Le cinéaste marseillais connait bien le Lido : il était déjà venu en 2017 présenter son film "La villa" en compétition, mais il était reparti bredouille. Il revient cette année dans la sélection avec un drame qui s’intitule "Gloria mundi".

Gloria Mundi

Si, en Angleterre, Ken Loach est célèbre pour être LE cinéaste de la classe populaire, en France, c’est Robert Guédiguian qui remplit ce rôle-là. Mais il faut bien avouer qu’au fil des ans, le cinéaste marseillais avait fini par lasser en serinant à peu près toujours le même discours nostalgique sur le Front populaire, asséné par toujours les mêmes acteurs, sa femme Ariane Ascaride en tête. Et puis voilà qu’arrive ce film, "Gloria Mundi", qui est une bonne surprise.

Parce que le récit, qui reste certes traversé par son idéologie de gauche,  s’intéresse avant tout à des personnages. Plus précisément à une famille, et surtout aux deux générations de cette famille.

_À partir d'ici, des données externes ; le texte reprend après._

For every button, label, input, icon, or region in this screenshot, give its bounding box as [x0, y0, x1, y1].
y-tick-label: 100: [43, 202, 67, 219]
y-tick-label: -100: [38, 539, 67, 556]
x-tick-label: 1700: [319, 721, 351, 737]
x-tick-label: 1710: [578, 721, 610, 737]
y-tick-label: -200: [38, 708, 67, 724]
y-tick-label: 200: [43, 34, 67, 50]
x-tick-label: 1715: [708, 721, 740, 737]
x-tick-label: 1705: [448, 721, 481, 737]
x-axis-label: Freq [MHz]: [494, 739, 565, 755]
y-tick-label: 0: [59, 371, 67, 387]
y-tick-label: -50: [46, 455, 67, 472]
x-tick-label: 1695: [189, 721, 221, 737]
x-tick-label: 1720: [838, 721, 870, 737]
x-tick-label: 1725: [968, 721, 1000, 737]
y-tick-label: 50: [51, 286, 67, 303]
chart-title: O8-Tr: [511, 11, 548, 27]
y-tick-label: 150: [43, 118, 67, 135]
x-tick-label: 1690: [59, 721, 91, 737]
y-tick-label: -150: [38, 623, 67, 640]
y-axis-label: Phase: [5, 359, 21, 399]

Les parents - le père est chauffeur de bus, la mère femme de ménage -, ont baissé les bras face à leurs idéaux de jeunesse. Et leurs deux filles ont des profils très différents : l’aînée, qui vient d’accoucher, n’arrive plus à joindre les deux bouts avec son mari qui est chauffeur Uber, tandis que la cadette, elle, s’est acoquinée avec un magouilleur pour qui l’argent facile est une obsession…

Avec des personnages bien campés, et des situations très réalistes, Guédiguian dénonce le règne du chacun pour soi, né des dérives du capitalisme. En s’intéressant aux difficultés vécues par les jeunes trentenaires, le cinéaste de "Marius et Jeannette" a réussi à renouveler son inspiration.

A Herdade (Le domaine)

Le deuxième film en compétition hier soir place également la famille au cœur de son intrigue. "A herdade", fresque portugaise de près de trois heures, raconte le destin de Joao, propriétaire d’un énorme domaine agricole. On le suit à deux moments-clés de son parcours. D’abord en 1974, quand cet homme, si soucieux de ne pas se mêler de politique, est bousculé par la Révolution des Œillets (qui mettra fin au régime dictatorial de Salazar). Ensuite, quinze ans plus tard, en 1991, quand il constate que son autorité se fissure,  et que tous ses proches vont venir lui demander des comptes.

On voit rarement arriver en provenance du cinéma portugais un projet de cet ampleur. On voit bien l’ambition du réalisateur Tiago Guedes ; hélas, si son film se regarde sans déplaisir malgré sa longueur, il reste assez convenu. Étonnamment, les enjeux politiques intéressants posés dans la première partie s’effacent sans crier gare dans la deuxième, le film se transformant alors en simple psychodrame familial. Étrange.